The Philadelphia Historical Commission voted 6-3 on Friday to allow the University of Pennsylvania to demolish a Samuel Sloan-designed Italianate mansion on 40th and Pine. The Commission’s decision was the latest twist in a five-year battle over the building’s fate.
The mansion is listed on Philadelphia Historic Register, which protects it from being torn down unless the owner can prove financial hardship. UPenn had purchased the former retirement home at 400 S. 40th St. for $1.7 million in 2003, however a university-commissioned study completed later that year showed restoring the building by itself wouldn’t generate enough return on investment to attract a developer.
In 2007, UPenn backed developer Tom Lussenhop’s plan to restore the mansion and build 11-story hotel on the property. Later that year, however, Lussenhop petitioned the Historical Commission to remove the mansion from the Historic Register, which would have allowed him to raze the building. The Historical Commission denied the request, so Lussenhop returned to the original plan, which was shot down by L&I’s Zoning Unit and neighborhood opposition.
In 2011 the university and new investor Equinox Properties proposed restoring the mansion and building a seven-story apartment building on the property. Although the Historical Commission approved the plan, UPenn decided to scrap the plan rather than try to push it past neighbors and a neighborhood group, the Spruce Hill Community Association (SHCA), which opposed the plan.

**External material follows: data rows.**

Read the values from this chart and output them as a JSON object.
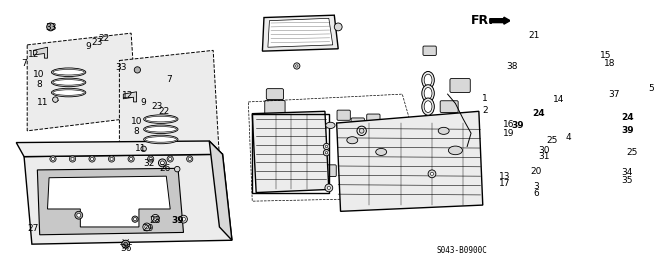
{
  "bg_color": "#ffffff",
  "diagram_code": "S043-B0900C",
  "fr_label": "FR.",
  "label_fontsize": 6.5,
  "bold_labels": [
    "24",
    "39"
  ],
  "labels_left": [
    [
      "33",
      52,
      22
    ],
    [
      "9",
      100,
      47
    ],
    [
      "23",
      111,
      42
    ],
    [
      "22",
      120,
      37
    ],
    [
      "7",
      18,
      68
    ],
    [
      "12",
      28,
      57
    ],
    [
      "10",
      35,
      82
    ],
    [
      "8",
      35,
      95
    ],
    [
      "11",
      40,
      118
    ],
    [
      "33",
      138,
      73
    ],
    [
      "7",
      197,
      88
    ],
    [
      "9",
      168,
      118
    ],
    [
      "12",
      148,
      110
    ],
    [
      "23",
      184,
      124
    ],
    [
      "22",
      193,
      130
    ],
    [
      "10",
      158,
      143
    ],
    [
      "8",
      158,
      155
    ],
    [
      "11",
      163,
      177
    ],
    [
      "32",
      175,
      196
    ],
    [
      "26",
      193,
      201
    ],
    [
      "27",
      30,
      278
    ],
    [
      "28",
      182,
      270
    ],
    [
      "29",
      174,
      278
    ],
    [
      "39",
      212,
      270
    ],
    [
      "36",
      150,
      303
    ]
  ],
  "labels_right": [
    [
      "21",
      348,
      32
    ],
    [
      "38",
      299,
      88
    ],
    [
      "1",
      265,
      114
    ],
    [
      "2",
      263,
      130
    ],
    [
      "15",
      432,
      58
    ],
    [
      "18",
      437,
      68
    ],
    [
      "37",
      449,
      107
    ],
    [
      "5",
      504,
      101
    ],
    [
      "14",
      370,
      115
    ],
    [
      "16",
      313,
      147
    ],
    [
      "19",
      313,
      157
    ],
    [
      "39",
      332,
      148
    ],
    [
      "24",
      358,
      132
    ],
    [
      "13",
      308,
      213
    ],
    [
      "17",
      308,
      222
    ],
    [
      "20",
      354,
      207
    ],
    [
      "30",
      364,
      180
    ],
    [
      "31",
      364,
      188
    ],
    [
      "25",
      374,
      165
    ],
    [
      "4",
      394,
      163
    ],
    [
      "3",
      354,
      226
    ],
    [
      "6",
      354,
      235
    ],
    [
      "24",
      469,
      136
    ],
    [
      "39",
      467,
      154
    ],
    [
      "25",
      479,
      182
    ],
    [
      "34",
      466,
      208
    ],
    [
      "35",
      466,
      217
    ]
  ]
}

Believing that a taller building was no longer politically feasible, university officials argued that tearing down the existing building and replacing it with a five-story, 122-unit apartment building was the only plan that offered enough of a return on investment for Equinox–plus the non-opposition of the SHCA.
So what is a reasonable return on investment? Penn told Real Estate Strategies, Inc., the consultant hired by the Historical Commission to determine financial hardship, that Equinox Properties required a minimum 11 percent cash-on-cash return on equity to develop the project. Margaret Sowell, President of Real Estate Strategies, said that her research showed that even in today’s volatile market, 11 percent was at the bottom end of the range for an equity investor on a project with this amount of risk.
Attorney Paul Boni, who represented neighbors who oppose demolition, argued that as a nonprofit, the university does not need the same return on investment as a private developer, since the apartment building furthers institutional goals. “How much does Houston Hall earn? How about the library, what are their late fees like? An 11.5 percent return on investment? Penn’s mission doesn’t talk about making money.”
Boni testified that Penn’s Master Plan calls for no development west of 40th Street (the Sloan mansion is on the west side of 40th Street). “It doesn’t fit the university’s master plan or mission, so sell it. If they get $500,000 or $700,000 for it, that’s not a taking, that’s a recession. Or, if you keep it, develop it yourself. Don’t have two layers–the university and developers–that’s a way to cook the books.”
Sowell said that Equinox Properties is the investor, not the University of Pennsylvania. “Equinox is the one who is responsible for getting both debt and equity financing. Penn’s benefit comes from a lease-hold interest. They will receive an annual payment of about $20,000. At the lease term of 45 years the property is theirs, so they have a deferred interest in whatever gets constructed on the property.”
Boni said that his clients are planning to appeal the Historical Commission’s decision to the L&I Review Board.
The five-story apartment building designed by Atkin Olshin Schade Architects was approved unanimously by the Historical Commission later in the meeting.